Anooraq Resources - Assets in South Africa (July 2009 acquires control of the Bokoni platinum mine) 350 NE of Johannesburg; Grade 4.2 g/t vs industry avg of 3.5 g/t. There are also two other major projects nearby. Bokoni produces 120,000 oz of PGM annually but is forecast to rise to 220,000 ounces by 2014 due to phase 1 expansion. It is a 200M oz resources but only 1.76M ounces have been extracted from it since 1973. The other project Impala has operated since 1969 and has a resource of 68M oz. Platinum contributes 60% of revenue with palladium at 16%. Capital expenditure is currently $45.7M rising to $47.6M in 2012 and $48.3M in 2013. (Anooraq Resources BMO Capital February 2011)Northam Platinum - South African mining company. In 2010/2011 it reported sales declines for most of the PGM including -17.8% for rhodium (732 kg), -22.0% for palladium (2,821 kg), -18.9% for platinum (6,118 kg), -26.1% for ruthenium (999 kg) and -17.7% for iridium (241 kg).

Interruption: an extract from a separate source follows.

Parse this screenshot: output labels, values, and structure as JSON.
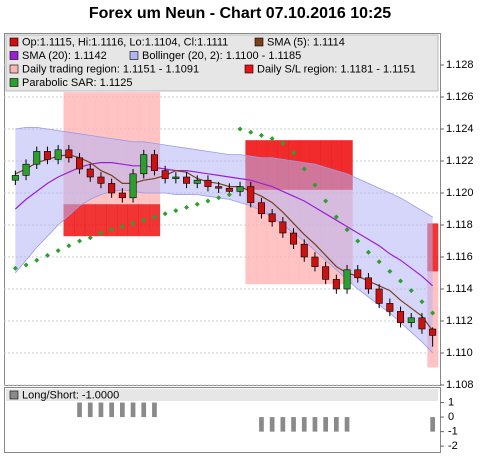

Lonmin Ltd - About half of production (0.75/1.5M ounces of PGM total) is in platinum. 8.9% of 2010 revenue was in palladium ($141/$1585m) that's up from 6.4% ($68/$1062m) in 2009. Revenue by continent is balanced with Europe ($529m) and America ($453 double what it was in 2009) leading the way. Though revenue expanded 49.25% cost of sales increased by only 13.60%. Although revenue improved in 2010 it is still relatively low as compared to previous years (ranged from $1855m-$2231m from 2006 to 2008). Underlying earings per share have also suffered (between 282.4 and 335.8 cents btw 2006 & 2008 but in 2010 it was just 70.2 cents (56.9c basic). Only about 40 people work for the company.
Northern Platinum Ltd was merged into Prophecy Coal Ltd mid 2011. Some of the world's biggest companies also have reserves of palladium but the metal is of only minor importance (at Vale for example only 1% of its revenue from PGM metals comes from palladium; Vale's Pd reserves are 4.0M ounces).